I recently upgraded to Yosemite, enabled FileVault and foolishly enabled TRIM (had no idea it wasn't supported).
Upon restart, my machine gets the grey screen with the crossed-out circle of death.
After figuring out what happened, I then attempted to restore from a Time Machine backup (10.9). The backup failed almost immediately, but did manage to erase the HD (or at least the partition is gone).
Now I'm completely stuck. Disk Utility can see this drive, but cannot erase or re-partition it. The drive isn't mounted so I cannot access it with Terminal (at least with my level of knowledge).  cd /Volumes/mydrive doesn't work - no such directory.
I have re-installed Yosemite on my second hard drive and booted from there.

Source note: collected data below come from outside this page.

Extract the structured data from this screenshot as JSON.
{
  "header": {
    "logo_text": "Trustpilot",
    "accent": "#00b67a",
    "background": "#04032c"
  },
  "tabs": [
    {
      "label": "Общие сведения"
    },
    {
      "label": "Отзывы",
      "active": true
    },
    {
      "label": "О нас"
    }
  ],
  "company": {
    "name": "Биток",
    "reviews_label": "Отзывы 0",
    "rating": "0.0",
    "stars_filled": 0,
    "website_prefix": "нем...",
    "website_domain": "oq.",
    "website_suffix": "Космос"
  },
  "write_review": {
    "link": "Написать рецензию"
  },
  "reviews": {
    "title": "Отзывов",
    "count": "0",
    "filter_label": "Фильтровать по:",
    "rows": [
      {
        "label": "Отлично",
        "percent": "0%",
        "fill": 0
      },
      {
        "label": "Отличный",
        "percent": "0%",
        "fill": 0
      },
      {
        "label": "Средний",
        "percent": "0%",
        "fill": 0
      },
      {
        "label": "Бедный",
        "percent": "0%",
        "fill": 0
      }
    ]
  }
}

I tried Disk Utility again and I still have no options available to erase or partition my original disk, although it is there.
Can anyone help me get my original disk back into functioning form? If I can just get the disk erased and partitioned, I can load my Time Machine backup and be off to the races. Thanks!

TRIM is on the software side. Therefore if you are going to erase the whole disk and do a clean install of Yosemite, TRIM will not be enabled. If i understand the mechanism of TRIM and OS X right, TRIM is usually only enabled when using an official Apple SSD (e.g. on the newer MacBooks).
Now lets go back to the issue with the erasing. If there is something wrong with the partition/the installation on it, i personally would download ubuntu and erase the SSD. "My HD" is your SSD, isn't it? There is a utility called "hdparm" which lets you erase SSDs quite fast and easily from a linux-terminal (usually it takes only seconds and there are only two lines of terminal-code needed). Unfortunately i couldn't find this tool for os x.
But maybe there is also a solution without using another distribution. Did you try to start the disk utility during the startup of your pc by holding "command + R" ?
Or you could try to create a usb stick with the Yosemite installation and access the disk utility from there. This would prevent the system to mount any partition and maybe let's you format the hard drive.
EDIT: I just found this article: http://apple.stackexchange.com/questions/6278/how-to-securely-erase-an-ssd-drive /6287#6287
What's the result, if you type "df -k" in your terminal? (it will only display the available space left on your hard disks etc.) There should be two entries for /dev/disk. One should be your "Boot"-Drive and the other should be the broken "My HD".